Senator Richard Shelby (R-Ala.), Chairman of the Senate Committee on Banking, Housing, and Urban Affairs, last week sent letters to the Government Accountability Office (GAO) and the Congressional Budget Office (CBO) requesting that the agencies provide reports to Congress on issues relating to the Federal Housing Finance Agency (FHFA) and the government sponsored entities (GSEs) Fannie Mae and Freddie Mac.
Senator Shelby said, “Congress has a responsibility to conduct proper oversight over both the FHFA and the GSEs. It is my hope that GAO and CBO will provide the Committee with meaningful data regarding the market impact of FHFA’s decisions to ensure that Congress takes steps to protect American taxpayers from risk.”

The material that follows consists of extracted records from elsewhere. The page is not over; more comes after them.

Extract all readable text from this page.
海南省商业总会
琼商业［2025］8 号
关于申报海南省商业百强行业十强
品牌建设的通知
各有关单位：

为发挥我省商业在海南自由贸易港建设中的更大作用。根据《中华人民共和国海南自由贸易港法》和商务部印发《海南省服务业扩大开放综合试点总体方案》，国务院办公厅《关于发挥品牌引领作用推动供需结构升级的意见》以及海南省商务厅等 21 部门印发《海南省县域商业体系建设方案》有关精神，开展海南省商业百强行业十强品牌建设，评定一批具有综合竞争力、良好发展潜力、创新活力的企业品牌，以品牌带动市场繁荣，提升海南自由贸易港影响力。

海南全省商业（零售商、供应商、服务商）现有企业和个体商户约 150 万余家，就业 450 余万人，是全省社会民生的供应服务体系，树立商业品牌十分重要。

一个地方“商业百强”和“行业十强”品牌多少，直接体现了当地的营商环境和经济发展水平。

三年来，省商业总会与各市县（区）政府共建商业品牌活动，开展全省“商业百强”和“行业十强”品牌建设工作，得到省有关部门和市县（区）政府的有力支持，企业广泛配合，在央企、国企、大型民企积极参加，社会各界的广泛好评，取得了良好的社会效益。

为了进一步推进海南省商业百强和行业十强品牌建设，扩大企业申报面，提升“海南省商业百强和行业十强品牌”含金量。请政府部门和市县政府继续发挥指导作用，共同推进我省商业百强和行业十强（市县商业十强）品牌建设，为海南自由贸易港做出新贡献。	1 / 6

In his letter to the GAO, Senator Shelby states that recent actions by the FHFA have served to encourage a more active, rather than a reduced, role in the mortgage market for the GSEs. As evidence, Senator Shelby points to such steps as “issuing proposed rules regarding the enterprises’ duty to serve, creating principle write-down requirements, lowering down-payment requirements, allowing allocation of revenues to the national housing trust fund despite the enterprise having no capital, and other actions.”
He requests that the GAO study and report the extent to which these actions will influence the GSEs’ dominance in residential mortgage markets, an increase in the cost of entry for future competitors to the GSEs, current and future financial demands on the Treasury, and possible options for modifying the enterprises’ structures.
In his letter to the CBO, Senator Shelby focuses on FHFA Director Watt’s recent statement that “[t]he most serious risk and the one that has the most potential for escalating in the future is the Enterprises’ lack of capital.” In order to consider the best course of action to address this concern, Senator Shelby requests that the CBO address the federal government’s financial obligations to Fannie Mae and Freddie Mac while they are in conservatorship, the implications for the budget and the federal debt if the GSEs were to retain more of their earnings, in what ways increasing the GSEs’ capital would impact the risk borne by taxpayers, and whether an increase in the capitalization of the GSEs have consequences for the operations of the GSEs or the mortgage markets.